Here Today

Starring Billy Crystal, Tiffany Haddish

Directed by Billy Crystal

Rating: *** ½

It feels so wonderful to have Billy Crystal back in the saddle as a director. This comic virtuoso best remembered for what he made Meg Ryan feel at a restaurant in When Herry Met Sally, is a talent of many shades. His brilliant comic timing and his ability to salvage a crisis, no matter how grave, with humour is so remarkable that we tend to forget that real life is far tougher than what it is shown to be in the movies.

Here Today is an uneven but extremely heartwarming script about an aging comedy writer Charles,for long employed by a studio that has amply reaped the seasonal harvests of his comic genius. Now we can see he has become somewhat redundant at his workplace. At least that’s what the younger colleagues whisper, though the studio boss will hear none of it.

On top of all this, Charles has begun to develop symptoms of dementia. The forgetfulness is at that stage where Charles can feel himself forgetting things. Before oblivion overpowers his senses there is work to be done, words to be written before they(the words) begin to fade.

At this very critical juncture of his life Charles runs into Emma(Tiffany Haddish), She is black and feisty,hungry and thirsty constantly searching for a meaning for her existence as a lounge singer beyond the stage. Haddish, let me tell you, is a riot.She breezes into Charles life lighting up the screen like a firecracker in Diwali, pinning down his approaching illness as an approaching storm,instilling a renewed confidence in Charles who is badly shaken by impending catastrophe.

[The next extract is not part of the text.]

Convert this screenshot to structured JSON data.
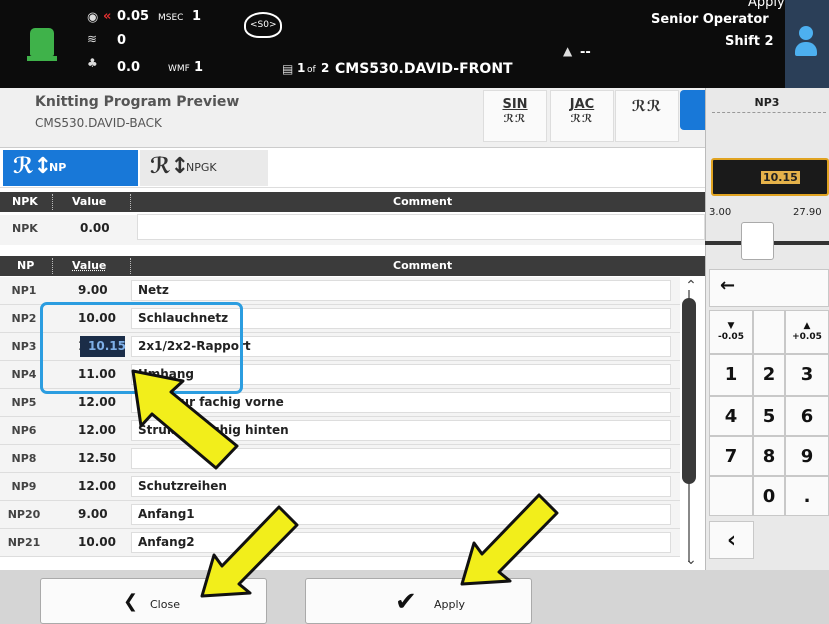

“Of course I see the humour of my situation,” he tells his doctor(Anna Deavere Smith) who behaves as if she decided to moonlight as a medico in the middle of a stand-up act.The film brings together humour and a chance to revisit some of our oldest neuroses about aging and dying, without wallowing in schmaltz.Some portions of the plot , like Emma breaking into Janis Joplin number at a Bar Mitzvah, are cheesy in their formulism .However the mood is always upbeat even when circumstances threaten to weigh down Charles’s spirit.

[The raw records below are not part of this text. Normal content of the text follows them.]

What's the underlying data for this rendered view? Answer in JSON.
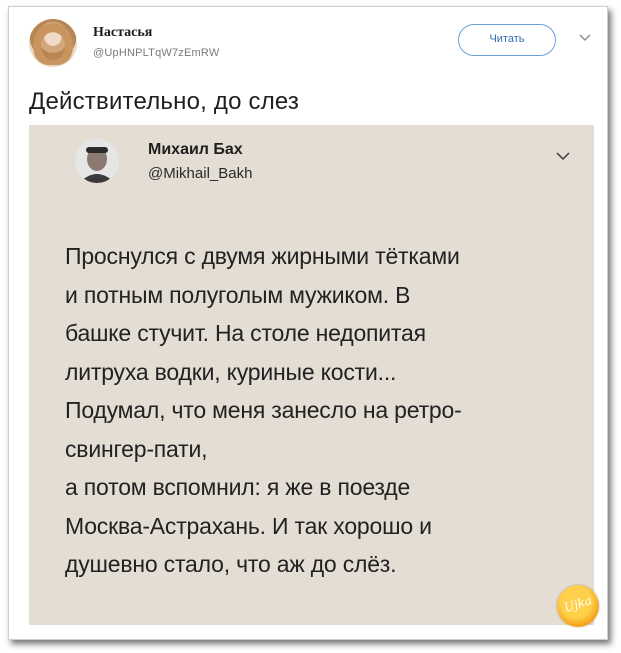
{
  "tweet": {
    "author_name": "Настасья",
    "author_handle": "@UpHNPLTqW7zEmRW",
    "follow_label": "Читать",
    "text": "Действительно, до слез"
  },
  "embedded_tweet": {
    "author_name": "Михаил Бах",
    "author_handle": "@Mikhail_Bakh",
    "lines": [
      "Проснулся с двумя жирными тётками",
      "и потным полуголым мужиком. В",
      "башке стучит. На столе недопитая",
      "литруха водки, куриные кости...",
      "Подумал, что меня занесло на ретро-",
      "свингер-пати,",
      "а потом вспомнил: я же в поезде",
      "Москва-Астрахань. И так хорошо и",
      "душевно стало, что аж до слёз."
    ]
  },
  "watermark": {
    "text": "Ujka"
  },
  "icons": {
    "menu": "chevron-down-icon",
    "inner_menu": "chevron-down-icon"
  },
  "colors": {
    "accent": "#2f6fb5",
    "card_bg": "#e3ddd3"
  }
}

The Crystal-Haddish chemistry is the USP of this endearing dramedy. There is no s*x between them and yet the chemistry is palpable. The other young character who makes an impression on Crystal is Darrel, a young earnest comedy writer , played by Andrew Durand who has the most unusual face since Adam Driver. The actors including the ones who play Charles’ family, are in this for a life-changing experience. Here Today doesn’t quite make it to that level of lucidity .But its grammar of wisdom and mortality is impeccable.

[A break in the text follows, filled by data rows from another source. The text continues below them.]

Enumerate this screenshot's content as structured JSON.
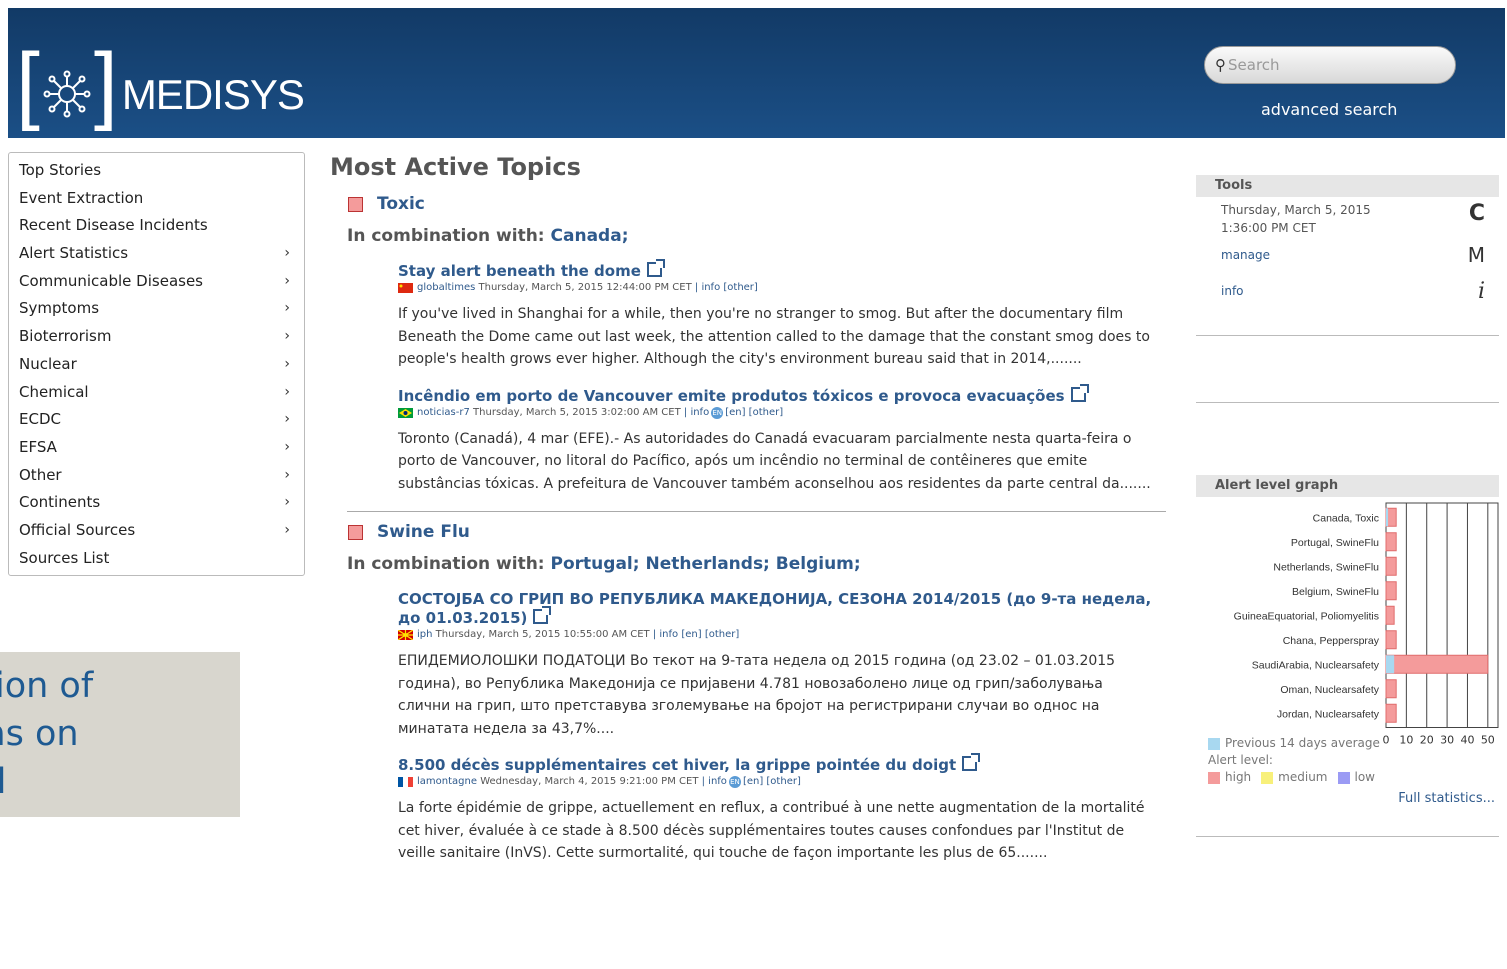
{
  "header": {
    "logo_text": "MEDISYS",
    "search_placeholder": "Search",
    "advanced_search": "advanced search"
  },
  "sidebar": {
    "items": [
      {
        "label": "Top Stories",
        "has_submenu": false
      },
      {
        "label": "Event Extraction",
        "has_submenu": false
      },
      {
        "label": "Recent Disease Incidents",
        "has_submenu": false
      },
      {
        "label": "Alert Statistics",
        "has_submenu": true
      },
      {
        "label": "Communicable Diseases",
        "has_submenu": true
      },
      {
        "label": "Symptoms",
        "has_submenu": true
      },
      {
        "label": "Bioterrorism",
        "has_submenu": true
      },
      {
        "label": "Nuclear",
        "has_submenu": true
      },
      {
        "label": "Chemical",
        "has_submenu": true
      },
      {
        "label": "ECDC",
        "has_submenu": true
      },
      {
        "label": "EFSA",
        "has_submenu": true
      },
      {
        "label": "Other",
        "has_submenu": true
      },
      {
        "label": "Continents",
        "has_submenu": true
      },
      {
        "label": "Official Sources",
        "has_submenu": true
      },
      {
        "label": "Sources List",
        "has_submenu": false
      }
    ],
    "arrow": "›"
  },
  "promo": {
    "text": "ction of\nons on\nud"
  },
  "main": {
    "title": "Most Active Topics",
    "topics": [
      {
        "name": "Toxic",
        "combination_label": "In combination with:",
        "combination_values": "Canada;",
        "articles": [
          {
            "title": "Stay alert beneath the dome",
            "source": "globaltimes",
            "date": "Thursday, March 5, 2015 12:44:00 PM CET",
            "meta_links": "| info [other]",
            "body": "If you've lived in Shanghai for a while, then you're no stranger to smog. But after the documentary film Beneath the Dome came out last week, the attention called to the damage that the constant smog does to people's health grows ever higher. Although the city's environment bureau said that in 2014,.......",
            "flag": "china"
          },
          {
            "title": "Incêndio em porto de Vancouver emite produtos tóxicos e provoca evacuações",
            "source": "noticias-r7",
            "date": "Thursday, March 5, 2015 3:02:00 AM CET",
            "meta_links_pre": "| info",
            "meta_links_post": "[en] [other]",
            "en_badge": "EN",
            "body": "Toronto (Canadá), 4 mar (EFE).- As autoridades do Canadá evacuaram parcialmente nesta quarta-feira o porto de Vancouver, no litoral do Pacífico, após um incêndio no terminal de contêineres que emite substâncias tóxicas. A prefeitura de Vancouver também aconselhou aos residentes da parte central da.......",
            "flag": "brazil"
          }
        ]
      },
      {
        "name": "Swine Flu",
        "combination_label": "In combination with:",
        "combination_values": "Portugal; Netherlands; Belgium;",
        "articles": [
          {
            "title": "СОСТОЈБА СО ГРИП ВО РЕПУБЛИКА МАКЕДОНИЈА, СЕЗОНА 2014/2015 (до 9-та недела, до 01.03.2015)",
            "source": "iph",
            "date": "Thursday, March 5, 2015 10:55:00 AM CET",
            "meta_links": "| info [en] [other]",
            "body": "ЕПИДЕМИОЛОШКИ ПОДАТОЦИ Во текот на 9-тата недела од 2015 година (од 23.02 – 01.03.2015 година), во Република Македонија се пријавени 4.781 новозаболено лице од грип/заболувања слични на грип, што претставува зголемување на бројот на регистрирани случаи во однос на минатата недела за 43,7%....",
            "flag": "macedonia"
          },
          {
            "title": "8.500 décès supplémentaires cet hiver, la grippe pointée du doigt",
            "source": "lamontagne",
            "date": "Wednesday, March 4, 2015 9:21:00 PM CET",
            "meta_links_pre": "| info",
            "meta_links_post": "[en] [other]",
            "en_badge": "EN",
            "body": "La forte épidémie de grippe, actuellement en reflux, a contribué à une nette augmentation de la mortalité cet hiver, évaluée à ce stade à 8.500 décès supplémentaires toutes causes confondues par l'Institut de veille sanitaire (InVS). Cette surmortalité, qui touche de façon importante les plus de 65.......",
            "flag": "france"
          }
        ]
      }
    ]
  },
  "tools": {
    "header": "Tools",
    "date_line1": "Thursday, March 5, 2015",
    "date_line2": "1:36:00 PM CET",
    "manage": "manage",
    "info": "info",
    "refresh_icon": "C",
    "mail_icon": "M",
    "info_icon": "i"
  },
  "alert": {
    "header": "Alert level graph",
    "legend_previous": "Previous 14 days average",
    "legend_alert_level": "Alert level:",
    "legend_high": "high",
    "legend_medium": "medium",
    "legend_low": "low",
    "full_statistics": "Full statistics...",
    "colors": {
      "high": "#f49b9b",
      "medium": "#f8f07a",
      "low": "#9b9bf4",
      "previous": "#a8d8f0"
    }
  },
  "chart_data": {
    "type": "bar",
    "orientation": "horizontal",
    "categories": [
      "Canada, Toxic",
      "Portugal, SwineFlu",
      "Netherlands, SwineFlu",
      "Belgium, SwineFlu",
      "GuineaEquatorial, Poliomyelitis",
      "Chana, Pepperspray",
      "SaudiArabia, Nuclearsafety",
      "Oman, Nuclearsafety",
      "Jordan, Nuclearsafety"
    ],
    "series": [
      {
        "name": "Alert level",
        "values": [
          5,
          5,
          5,
          5,
          4,
          5,
          50,
          5,
          5
        ]
      },
      {
        "name": "Previous 14 days average",
        "values": [
          1,
          0,
          0,
          0,
          0,
          0,
          4,
          0,
          0
        ]
      }
    ],
    "xticks": [
      0,
      10,
      20,
      30,
      40,
      50
    ],
    "xlim": [
      0,
      55
    ]
  }
}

Most of all, this is the wonderful Billy Crystal’s opportunity to project his own fears and insecurities of aging in a film that sparkles with an emotional transparency. There is a sequence on a stage where Crystal is being honoured for his writing. The guests on stage are Sharon Stone, Kevin Kline and director Barry Levinson. What ensues can only be described as a comedy of errors where Sharon Stone gets to be Meryl Streep. Charles is losing the plot. That’s Crystal clear.